The authors outline several directions for future research. First, they highlight the need for larger and more diverse datasets. Medical image data is inherently scarce due to privacy concerns, and patients must trust that their information will not be misused before sharing it. The authors suggest that incorporating a security feature into the model, potentially through federated learning or differential privacy, could encourage broader data sharing while protecting patient information.
Architecture and hyperparameter optimization: Future work could explore fine-tuning the ALL-Net architecture itself, such as experimenting with different numbers of convolutional blocks, filter sizes, or dense layer configurations. Hyperparameter optimization techniques like grid search, random search, or Bayesian optimization could be applied systematically to find the best combination of learning rate, batch size, dropout rate, and augmentation parameters. The 0.53-percentage-point gap between ALL-Net (99.32%) and DenseNet201 (99.85%) suggests room for architectural improvements that might close this gap without adding excessive complexity.
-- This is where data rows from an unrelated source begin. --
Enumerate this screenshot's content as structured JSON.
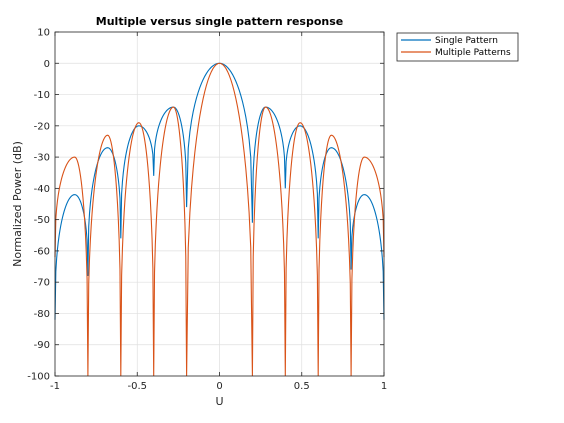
{
  "chart_data": {
    "type": "line",
    "title": "Multiple versus single pattern response",
    "xlabel": "U",
    "ylabel": "Normalized Power (dB)",
    "xlim": [
      -1,
      1
    ],
    "ylim": [
      -100,
      10
    ],
    "xticks": [
      "-1",
      "-0.5",
      "0",
      "0.5",
      "1"
    ],
    "xtick_values": [
      -1,
      -0.5,
      0,
      0.5,
      1
    ],
    "yticks": [
      "10",
      "0",
      "-10",
      "-20",
      "-30",
      "-40",
      "-50",
      "-60",
      "-70",
      "-80",
      "-90",
      "-100"
    ],
    "ytick_values": [
      10,
      0,
      -10,
      -20,
      -30,
      -40,
      -50,
      -60,
      -70,
      -80,
      -90,
      -100
    ],
    "grid": true,
    "legend_position": "outside-top-right",
    "series": [
      {
        "name": "Single Pattern",
        "color": "#0072BD",
        "nulls": [
          -0.8,
          -0.6,
          -0.4,
          -0.2,
          0.2,
          0.4,
          0.6,
          0.8
        ],
        "null_depth_db": [
          -68,
          -56,
          -36,
          -46,
          -51,
          -40,
          -56,
          -66
        ],
        "lobe_peaks": [
          {
            "u": -0.88,
            "db": -42
          },
          {
            "u": -0.68,
            "db": -27
          },
          {
            "u": -0.49,
            "db": -20
          },
          {
            "u": -0.28,
            "db": -14
          },
          {
            "u": 0,
            "db": 0
          },
          {
            "u": 0.28,
            "db": -14
          },
          {
            "u": 0.49,
            "db": -20
          },
          {
            "u": 0.68,
            "db": -27
          },
          {
            "u": 0.88,
            "db": -42
          }
        ],
        "edge_db": -82
      },
      {
        "name": "Multiple Patterns",
        "color": "#D95319",
        "nulls": [
          -0.8,
          -0.6,
          -0.4,
          -0.2,
          0.2,
          0.4,
          0.6,
          0.8
        ],
        "null_depth_db": [
          -100,
          -100,
          -100,
          -100,
          -100,
          -100,
          -100,
          -100
        ],
        "lobe_peaks": [
          {
            "u": -0.88,
            "db": -30
          },
          {
            "u": -0.68,
            "db": -23
          },
          {
            "u": -0.49,
            "db": -19
          },
          {
            "u": -0.28,
            "db": -14
          },
          {
            "u": 0,
            "db": 0
          },
          {
            "u": 0.28,
            "db": -14
          },
          {
            "u": 0.49,
            "db": -19
          },
          {
            "u": 0.68,
            "db": -23
          },
          {
            "u": 0.88,
            "db": -30
          }
        ],
        "edge_db": -62
      }
    ]
  }
}
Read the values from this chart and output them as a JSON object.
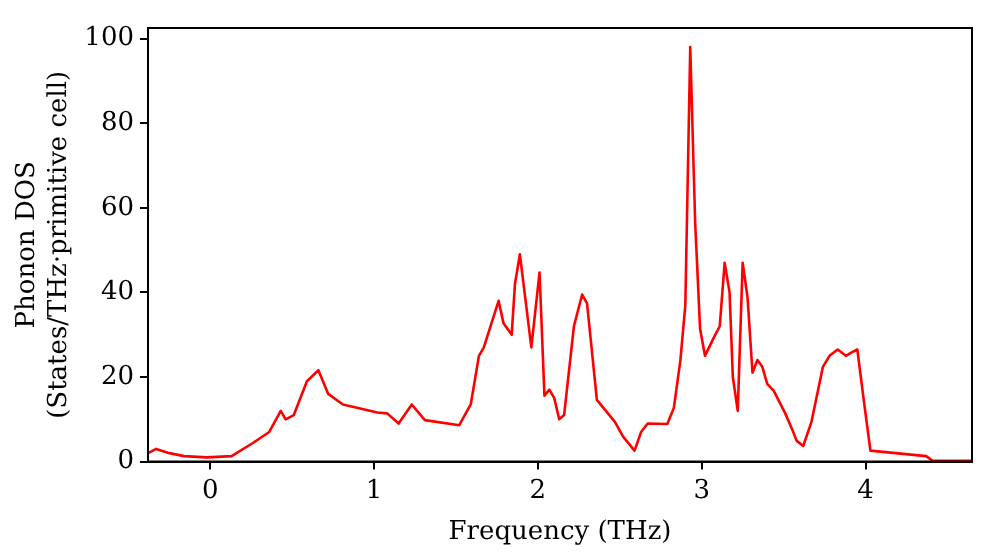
{
  "chart_data": {
    "type": "line",
    "xlabel": "Frequency (THz)",
    "ylabel": "Phonon DOS\n(States/THz·primitive cell)",
    "x": [
      -0.38,
      -0.33,
      -0.25,
      -0.16,
      -0.02,
      0.13,
      0.26,
      0.36,
      0.43,
      0.46,
      0.51,
      0.59,
      0.66,
      0.72,
      0.81,
      1.02,
      1.08,
      1.15,
      1.23,
      1.31,
      1.52,
      1.59,
      1.64,
      1.67,
      1.76,
      1.79,
      1.84,
      1.86,
      1.89,
      1.96,
      2.01,
      2.04,
      2.07,
      2.1,
      2.13,
      2.16,
      2.22,
      2.27,
      2.3,
      2.36,
      2.47,
      2.52,
      2.59,
      2.63,
      2.67,
      2.79,
      2.83,
      2.87,
      2.9,
      2.93,
      2.96,
      2.99,
      3.02,
      3.07,
      3.11,
      3.14,
      3.17,
      3.19,
      3.22,
      3.25,
      3.28,
      3.31,
      3.34,
      3.37,
      3.4,
      3.44,
      3.51,
      3.55,
      3.58,
      3.62,
      3.67,
      3.74,
      3.78,
      3.83,
      3.88,
      3.91,
      3.95,
      3.99,
      4.03,
      4.37,
      4.41,
      4.65
    ],
    "series": [
      {
        "color": "#ff0000",
        "values": [
          2,
          3,
          2,
          1.3,
          1,
          1.3,
          4.4,
          7,
          12,
          10,
          11,
          19,
          21.6,
          16,
          13.5,
          11.6,
          11.4,
          9,
          13.5,
          9.8,
          8.6,
          13.5,
          25,
          27,
          38,
          32.7,
          30,
          42,
          49,
          27,
          44.7,
          15.6,
          17,
          15,
          10,
          11,
          32,
          39.5,
          37.4,
          14.6,
          9.4,
          5.9,
          2.6,
          7,
          9,
          8.9,
          12.7,
          24,
          37,
          98,
          56.6,
          31.4,
          25,
          29,
          32,
          47,
          40,
          20,
          12,
          47,
          38.7,
          21,
          24,
          22.4,
          18.4,
          16.7,
          11.4,
          7.8,
          4.9,
          3.7,
          9.4,
          22.4,
          25,
          26.5,
          25,
          25.7,
          26.5,
          14.3,
          2.6,
          1.3,
          0.2,
          0.2
        ]
      }
    ],
    "xlim": [
      -0.38,
      4.65
    ],
    "xticks": [
      0,
      1,
      2,
      3,
      4
    ],
    "ylim": [
      0,
      102.5
    ],
    "yticks": [
      0,
      20,
      40,
      60,
      80,
      100
    ],
    "grid": false,
    "legend": false,
    "marker": "none",
    "line_style": "solid"
  }
}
Multi-center validation and clinical integration: The most impactful next step would be validating ALL-Net on images from multiple hospitals across different countries, staining protocols, and imaging equipment. A prospective clinical study comparing ALL-Net's diagnostic accuracy with that of experienced hematopathologists would establish whether the model adds genuine clinical value. Integrating LIME visualizations into a clinical workflow, where pathologists can see which image regions drove the model's decision, could build trust and facilitate adoption.
The open-source availability of ALL-Net's code on GitHub and Zenodo (DOI: 10.5281/zenodo.14349780) provides a foundation for the research community to build upon. Researchers can reproduce the results, test the model on new datasets, and extend the architecture with additional XAI methods like Grad-CAM or SHAP for richer interpretability.